Further, in the coming weeks, the House and Senate will take straight up-or-down votes on a bill that will defund Planned Parenthood and other abortion providers, which is very similar to the House-passed Defund Planned Parenthood Act, and send it to President Obama’s desk.

Because the House and new Republican Senate passed a joint budget for the first time since 2009, they were able to give what are known as “reconciliation instructions” to committees, which require them to pass bills meeting specific deficit reduction targets. The House Energy and Commerce Committee passed its reconciliation bill on September 29, which would prohibit federal funds from going to abortion providers for the next year. Reconciliation rules allow both chambers to take a straight up-or-down vote on the bill, meaning Congressional Republicans can use this one chance to overcome the Senate’s cloture rule (which requires 60 votes in the Senate to end debate on a bill and move into a majority rules vote on the bill) to place a Planned Parenthood defunding bill on President Obama’s desk. The President will be forced to sign or explain to Americans why he vetoed it.

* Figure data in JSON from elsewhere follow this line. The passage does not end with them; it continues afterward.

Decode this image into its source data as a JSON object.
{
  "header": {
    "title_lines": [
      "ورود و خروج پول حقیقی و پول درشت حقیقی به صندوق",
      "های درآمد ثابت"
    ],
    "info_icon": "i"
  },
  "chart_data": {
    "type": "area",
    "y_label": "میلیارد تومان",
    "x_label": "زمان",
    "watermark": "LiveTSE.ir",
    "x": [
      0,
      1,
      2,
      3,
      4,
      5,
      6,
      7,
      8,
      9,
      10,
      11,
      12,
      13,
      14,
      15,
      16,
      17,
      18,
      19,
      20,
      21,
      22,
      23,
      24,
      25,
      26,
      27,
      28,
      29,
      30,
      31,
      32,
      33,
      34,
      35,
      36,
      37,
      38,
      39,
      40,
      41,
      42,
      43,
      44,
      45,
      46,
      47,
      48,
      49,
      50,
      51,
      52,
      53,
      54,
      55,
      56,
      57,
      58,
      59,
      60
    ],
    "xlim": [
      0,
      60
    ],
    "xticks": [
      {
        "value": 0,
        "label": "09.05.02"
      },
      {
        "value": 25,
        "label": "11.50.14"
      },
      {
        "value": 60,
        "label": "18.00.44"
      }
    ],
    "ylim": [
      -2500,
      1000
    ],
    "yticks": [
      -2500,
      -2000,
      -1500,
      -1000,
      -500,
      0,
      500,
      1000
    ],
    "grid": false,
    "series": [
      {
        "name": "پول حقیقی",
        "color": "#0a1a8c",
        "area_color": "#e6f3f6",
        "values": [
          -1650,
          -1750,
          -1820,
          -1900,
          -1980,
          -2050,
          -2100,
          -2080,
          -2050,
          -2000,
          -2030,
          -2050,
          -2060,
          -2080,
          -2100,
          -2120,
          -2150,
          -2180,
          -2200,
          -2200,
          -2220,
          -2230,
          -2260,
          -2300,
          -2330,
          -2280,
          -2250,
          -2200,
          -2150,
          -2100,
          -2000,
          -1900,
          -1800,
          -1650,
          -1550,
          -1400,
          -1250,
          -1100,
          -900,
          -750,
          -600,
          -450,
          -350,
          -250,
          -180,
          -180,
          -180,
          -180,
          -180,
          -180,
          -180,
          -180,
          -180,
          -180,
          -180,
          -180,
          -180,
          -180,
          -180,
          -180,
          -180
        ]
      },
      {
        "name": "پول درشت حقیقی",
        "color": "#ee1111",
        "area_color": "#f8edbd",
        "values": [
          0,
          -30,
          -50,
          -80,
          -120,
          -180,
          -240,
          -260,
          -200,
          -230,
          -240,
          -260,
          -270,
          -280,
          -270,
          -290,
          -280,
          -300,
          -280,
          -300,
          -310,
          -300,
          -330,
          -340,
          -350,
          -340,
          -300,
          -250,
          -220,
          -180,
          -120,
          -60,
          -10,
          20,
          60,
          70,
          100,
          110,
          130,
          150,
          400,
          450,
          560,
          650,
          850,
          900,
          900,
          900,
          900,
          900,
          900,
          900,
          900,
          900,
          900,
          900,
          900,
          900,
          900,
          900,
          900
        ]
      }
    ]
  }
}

Also, while budget rules do not allow for the reconciliation process to fully repeal the Affordable Care Act law (Obamacare), the House package does include the repeal of a number of the law’s worst parts including the individual and employer mandate taxes, the Medical Device Tax, and the Independent Payment Advisory Board (IPAB).

Please let me know if I can answer any questions regarding these developments or provide you with additional information on these or other issues being debated by Congress.